The cost-benefit should be taken into consideration, and based on our early experience in this field it seems cost effective as it deceased the perioperative morbidity in such high risk patients.

It is important to confirm that for concomitant CABG, the proximal saphenous venous grafts should be implanted on the ascending aorta in one cross clamp technique to avoid compromising the stent of the implanted valve during placement of a side biting clamp.

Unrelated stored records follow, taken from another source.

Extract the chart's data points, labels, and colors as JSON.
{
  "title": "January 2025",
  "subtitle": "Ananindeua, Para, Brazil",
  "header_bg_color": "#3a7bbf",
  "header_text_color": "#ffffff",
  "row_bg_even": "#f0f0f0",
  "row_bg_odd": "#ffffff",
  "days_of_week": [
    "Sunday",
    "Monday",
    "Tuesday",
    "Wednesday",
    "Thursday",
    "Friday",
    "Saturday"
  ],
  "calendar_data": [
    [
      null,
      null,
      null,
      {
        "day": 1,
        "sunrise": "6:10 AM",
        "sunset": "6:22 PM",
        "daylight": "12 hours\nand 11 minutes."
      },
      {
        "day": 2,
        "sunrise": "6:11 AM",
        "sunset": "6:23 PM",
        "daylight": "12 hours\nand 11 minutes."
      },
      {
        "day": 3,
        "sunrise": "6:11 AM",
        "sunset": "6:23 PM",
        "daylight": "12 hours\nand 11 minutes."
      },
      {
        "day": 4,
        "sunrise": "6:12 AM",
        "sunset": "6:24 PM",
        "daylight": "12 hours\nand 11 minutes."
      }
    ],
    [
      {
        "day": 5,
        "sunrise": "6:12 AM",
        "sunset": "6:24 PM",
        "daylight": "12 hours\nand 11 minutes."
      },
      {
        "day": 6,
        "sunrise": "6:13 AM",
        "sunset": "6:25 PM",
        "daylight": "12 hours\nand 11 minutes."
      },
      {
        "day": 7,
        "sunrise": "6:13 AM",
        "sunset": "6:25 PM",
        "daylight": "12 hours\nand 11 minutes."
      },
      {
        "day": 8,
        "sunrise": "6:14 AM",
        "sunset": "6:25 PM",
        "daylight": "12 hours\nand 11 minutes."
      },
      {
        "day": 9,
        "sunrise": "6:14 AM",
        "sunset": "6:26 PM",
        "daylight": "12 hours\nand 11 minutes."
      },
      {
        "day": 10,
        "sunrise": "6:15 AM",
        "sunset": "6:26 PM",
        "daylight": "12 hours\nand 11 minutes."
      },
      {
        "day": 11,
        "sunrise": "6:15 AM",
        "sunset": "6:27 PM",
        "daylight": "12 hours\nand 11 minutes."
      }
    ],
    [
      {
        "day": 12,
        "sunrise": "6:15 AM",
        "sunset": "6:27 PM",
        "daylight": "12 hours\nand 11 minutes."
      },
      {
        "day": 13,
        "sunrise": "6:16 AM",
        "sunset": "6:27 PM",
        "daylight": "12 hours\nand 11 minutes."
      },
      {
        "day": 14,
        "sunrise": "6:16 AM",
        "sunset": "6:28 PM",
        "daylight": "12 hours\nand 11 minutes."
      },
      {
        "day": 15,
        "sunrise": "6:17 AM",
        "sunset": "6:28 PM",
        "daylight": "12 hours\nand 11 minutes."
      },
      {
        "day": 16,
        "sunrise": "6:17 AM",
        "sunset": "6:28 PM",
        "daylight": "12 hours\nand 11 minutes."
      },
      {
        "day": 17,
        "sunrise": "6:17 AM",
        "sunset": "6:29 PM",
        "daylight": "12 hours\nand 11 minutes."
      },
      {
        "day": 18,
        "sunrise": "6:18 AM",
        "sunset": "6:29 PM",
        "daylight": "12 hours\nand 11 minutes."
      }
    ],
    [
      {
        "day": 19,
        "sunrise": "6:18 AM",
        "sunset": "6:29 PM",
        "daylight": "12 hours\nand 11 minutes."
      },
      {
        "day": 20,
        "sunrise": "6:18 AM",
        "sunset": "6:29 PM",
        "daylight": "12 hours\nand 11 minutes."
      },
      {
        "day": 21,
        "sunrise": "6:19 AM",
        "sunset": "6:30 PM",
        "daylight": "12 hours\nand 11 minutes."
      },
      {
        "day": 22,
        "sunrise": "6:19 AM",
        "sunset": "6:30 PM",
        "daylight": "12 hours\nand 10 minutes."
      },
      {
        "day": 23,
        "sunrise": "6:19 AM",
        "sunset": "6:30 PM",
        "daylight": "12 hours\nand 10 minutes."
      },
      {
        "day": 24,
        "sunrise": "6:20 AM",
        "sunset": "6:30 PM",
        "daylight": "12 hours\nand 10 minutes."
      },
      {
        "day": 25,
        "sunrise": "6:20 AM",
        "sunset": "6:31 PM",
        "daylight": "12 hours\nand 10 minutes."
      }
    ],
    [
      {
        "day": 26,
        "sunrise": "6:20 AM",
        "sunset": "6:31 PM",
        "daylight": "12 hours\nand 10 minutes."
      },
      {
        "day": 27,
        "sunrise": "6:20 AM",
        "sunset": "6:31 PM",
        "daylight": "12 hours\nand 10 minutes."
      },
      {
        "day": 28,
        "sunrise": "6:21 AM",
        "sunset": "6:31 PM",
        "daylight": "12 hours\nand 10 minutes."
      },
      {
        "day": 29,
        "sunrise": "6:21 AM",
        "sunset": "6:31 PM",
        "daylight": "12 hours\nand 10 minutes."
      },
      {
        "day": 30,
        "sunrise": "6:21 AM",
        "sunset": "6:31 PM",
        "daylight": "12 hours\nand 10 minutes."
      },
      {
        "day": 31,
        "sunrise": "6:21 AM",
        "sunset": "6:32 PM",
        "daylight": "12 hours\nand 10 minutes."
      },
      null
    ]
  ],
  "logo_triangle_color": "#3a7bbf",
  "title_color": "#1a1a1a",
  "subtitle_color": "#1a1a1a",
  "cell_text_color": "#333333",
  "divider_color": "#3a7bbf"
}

Furthermore, the SU-AVR can be advantageous technique for minimally invasive heart valvular surgery.

4.1. Limitations

This case series describes the outcomes of a new technique in aortic valve replacement; however due to being recently used in our center and the fact that they were in learning curve, we decided to choose intermediate to high risk patients and exclude redo surgeries, minimally invasive procedures, patients with lower EF and multiple valve cases and the follow-up period was short (mean follow-up period was 13 months), therefore in order to achieve more reliable data, long-term follow up is required.

4.2. Conclusions

SU-AVR is an innovative, new approach which was recently introduced to the field of valvular surgery, and the evidence regarding its safety, efficacy, and potential complications is mainly derived from small-volume observational studies which are giving encouraging results; however, data and statistical analyses from the retrospective and prospective international registries are needed for scientific publications on short- and long-term efficacy, complications and hemodynamic outcomes of SU-AVR, as well as potential risk factors and prognosis. In conclusion, due to the fact that Perceval facilitates minimally invasive surgeries, future studies on this category, redo patients, those with lower EF and multiple valve surgeries is recommended to further evaluate its pros and cons in our country.